Kaala Akshar Bhains Baraabar??

I was 8 when I was formally introduced to books by my father. Till then, my reading usually consisted of Diamond Comics, Champak etc. I admit, A few months back, I found a very old, very forgotten stack of Champak in my store room and I quite romanticized the idea of reading the old childhood stories…until I opened it. Then it dawned on my that while these stories, simplistically written, were geared for the precisely nubile minds of toddlers and pre-teens. So naturally, the plot lines were extremely simple, the narrative was straight forward, and the language was homey and friendly. Kind of reads like our beloved aunty is telling us something of interest. 

Come to the risk-fraught age of Teens. I was in my 9th standard (fourteen years old) when I laid hands on One Night at the Call Center. Finished it in one night. Chetan Bhagat’s story about these characters who “work”, “get stressed”, “need a drink to wind down” etc made me feel like I have finally graduated to the level where I can read and understand what the elder people do, the bhaiyas and the didis  go through. 
Since then, till the age of nineteen, I read all his successive and preceding work, coupled with Mr.Durjoy Dutta joining in the gallery of the authors I have read. I must say, after ONATCC, Chetan lost his edge.

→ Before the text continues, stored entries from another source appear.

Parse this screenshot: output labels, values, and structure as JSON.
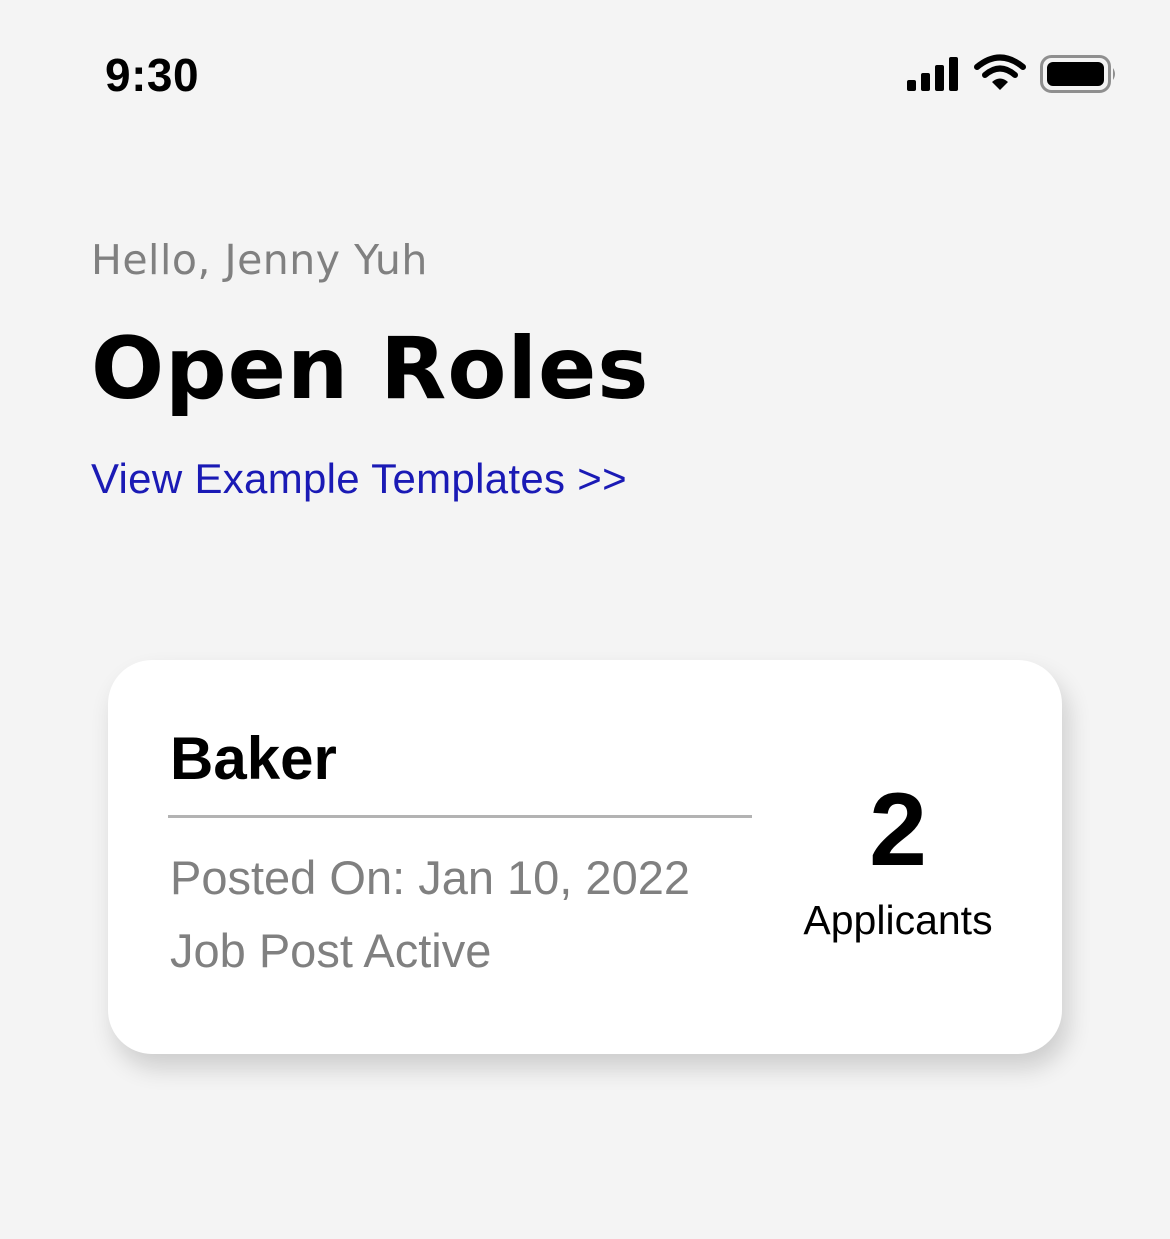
{
  "status_bar": {
    "time": "9:30",
    "icons": [
      "signal-icon",
      "wifi-icon",
      "battery-icon"
    ]
  },
  "header": {
    "greeting": "Hello, Jenny Yuh",
    "title": "Open Roles",
    "templates_link": "View Example Templates >>"
  },
  "roles": [
    {
      "title": "Baker",
      "posted_on": "Posted On: Jan 10, 2022",
      "status": "Job Post Active",
      "applicant_count": "2",
      "applicant_label": "Applicants"
    }
  ],
  "colors": {
    "background": "#f4f4f4",
    "link": "#1a1ab5",
    "muted_text": "#808080",
    "card": "#ffffff"
  }
}
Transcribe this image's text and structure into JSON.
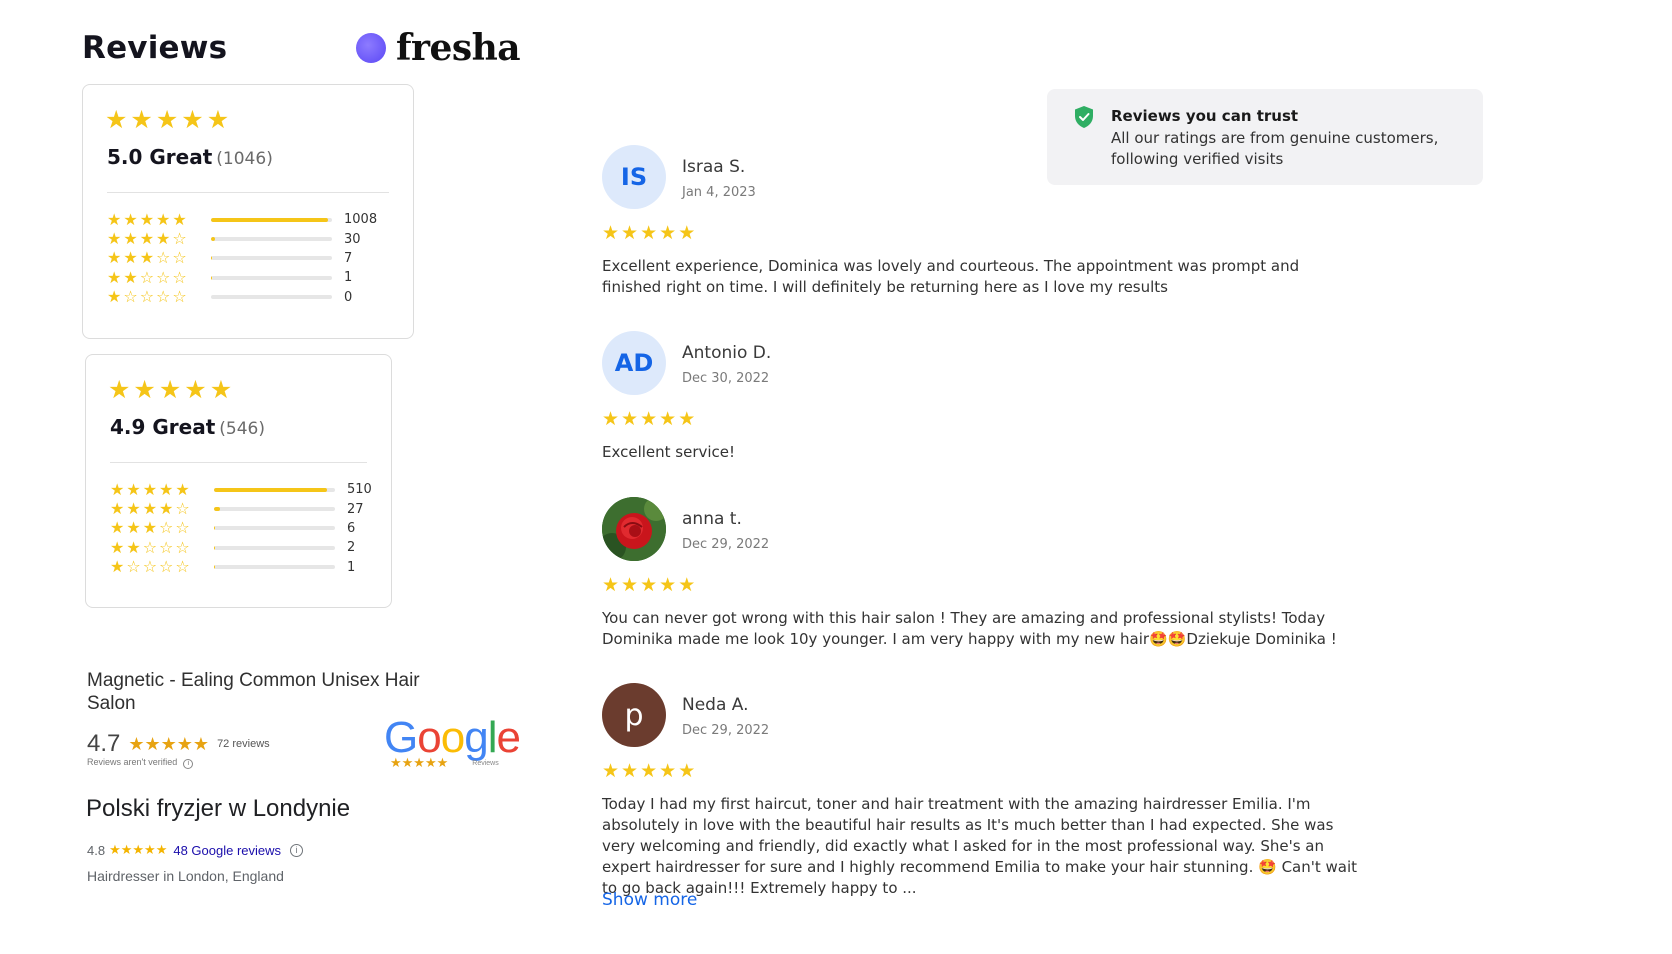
{
  "header": {
    "title": "Reviews",
    "brand": "fresha"
  },
  "rating_cards": [
    {
      "score_label": "5.0 Great",
      "count": "(1046)",
      "distribution": [
        {
          "stars": 5,
          "count": "1008",
          "fraction": 0.964
        },
        {
          "stars": 4,
          "count": "30",
          "fraction": 0.029
        },
        {
          "stars": 3,
          "count": "7",
          "fraction": 0.007
        },
        {
          "stars": 2,
          "count": "1",
          "fraction": 0.001
        },
        {
          "stars": 1,
          "count": "0",
          "fraction": 0.0
        }
      ]
    },
    {
      "score_label": "4.9 Great",
      "count": "(546)",
      "distribution": [
        {
          "stars": 5,
          "count": "510",
          "fraction": 0.934
        },
        {
          "stars": 4,
          "count": "27",
          "fraction": 0.049
        },
        {
          "stars": 3,
          "count": "6",
          "fraction": 0.011
        },
        {
          "stars": 2,
          "count": "2",
          "fraction": 0.004
        },
        {
          "stars": 1,
          "count": "1",
          "fraction": 0.002
        }
      ]
    }
  ],
  "google_listing_1": {
    "name": "Magnetic - Ealing Common Unisex Hair Salon",
    "score": "4.7",
    "stars": "★★★★★",
    "reviews": "72 reviews",
    "note": "Reviews aren't verified",
    "logo_text": "Google",
    "logo_sub": "Reviews"
  },
  "google_listing_2": {
    "name": "Polski fryzjer w Londynie",
    "score": "4.8",
    "stars": "★★★★★",
    "reviews_link": "48 Google reviews",
    "type": "Hairdresser in London, England"
  },
  "trust": {
    "title": "Reviews you can trust",
    "text": "All our ratings are from genuine customers, following verified visits",
    "icon": "shield-check-icon",
    "icon_color": "#2fae63"
  },
  "reviews": [
    {
      "initials": "IS",
      "name": "Israa S.",
      "date": "Jan 4, 2023",
      "stars": 5,
      "text": "Excellent experience, Dominica was lovely and courteous. The appointment was prompt and finished right on time. I will definitely be returning here as I love my results"
    },
    {
      "initials": "AD",
      "name": "Antonio D.",
      "date": "Dec 30, 2022",
      "stars": 5,
      "text": "Excellent service!"
    },
    {
      "initials": "",
      "name": "anna t.",
      "date": "Dec 29, 2022",
      "stars": 5,
      "text": "You can never got wrong with this hair salon ! They are amazing and professional stylists! Today Dominika made me look 10y younger. I am very happy with my new hair🤩🤩Dziekuje Dominika !"
    },
    {
      "initials": "p",
      "name": "Neda A.",
      "date": "Dec 29, 2022",
      "stars": 5,
      "text": "Today I had my first haircut, toner and hair treatment with the amazing hairdresser Emilia. I'm absolutely in love with the beautiful hair results as It's much better than I had expected. She was very welcoming and friendly, did exactly what I asked for in the most professional way. She's an expert hairdresser for sure and I highly recommend Emilia to make your hair stunning. 🤩 Can't wait to go back again!!! Extremely happy to ..."
    }
  ],
  "show_more": "Show more",
  "colors": {
    "star": "#f5c518",
    "accent": "#1565e6",
    "avatar_bg": "#dde9fb"
  }
}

Infact, comparing Five Point Someone and One night…, I noticed that Mr.Bhagat has more and more relied on the scale of how pathetic his characters actually are in order to make it seem like even trivial acts of kindness or benefits are a huge deal for these characters. 

On the other hand, Mr.Durjoy Dutta (with his absolutely rubbish and lamely humorous titles such as “Of course I love you..till I find someone Better”) seem to be unabashedly proud and gloating in the loser status of his principal characters.  Here we have an author whose character’s are idiotically self-ridiculing, almost completely ignorant of a concept called self-respect, socially precocious to the limit of being comparable to the Victorian-age ladies who believed that showing stockings were scandalous but fornicating with servants in their bedrooms was common social trend among the effluent. In Mr.Dutta’s best selling trilogy, and successive novels, he has been lauded as a “Youth writer”, “cute”, “one who understands how love is”. Oh absolutely, Love is a lot of things I suppose. (I wouldn’t actually know. Its pretty exhaustive to contemplate about love, don’t you think?)

But what is the sense of glorifying a writer whose characters are no better than junkies, brats, sluts or idiots who simply cannot keep their dicks in their pants?? Where is the sense in idolizing such a social generation where relationships are merely subtler game of manipulations and hybridization of expectations in order to find the suitable combination without much of the fuss.?

I for one, have been completely pissed off with the kind of adoration Mr.Bhagat andMr.Dutta now seem to enjoy. And Thank god for Mr.Tarun Tejpal and his deliciously subtle yet so much more intensely sensible works. God knows what would I do without him. 
Meanwhile, I do seem to be getting the notion that as long as it is spicy or scandalous or something mildly taboo, we are okay with reading it. Just don’t ask us to read something that creates a question or poses a serious query. Kaala akshar bhains baraabar, after all! 

P.S. As for you Mr.Shashi Tharoor and your Great Indian Novel, well, lets just say I cannot talk about it without being absolutely gutter-ish so we’ll avoid that.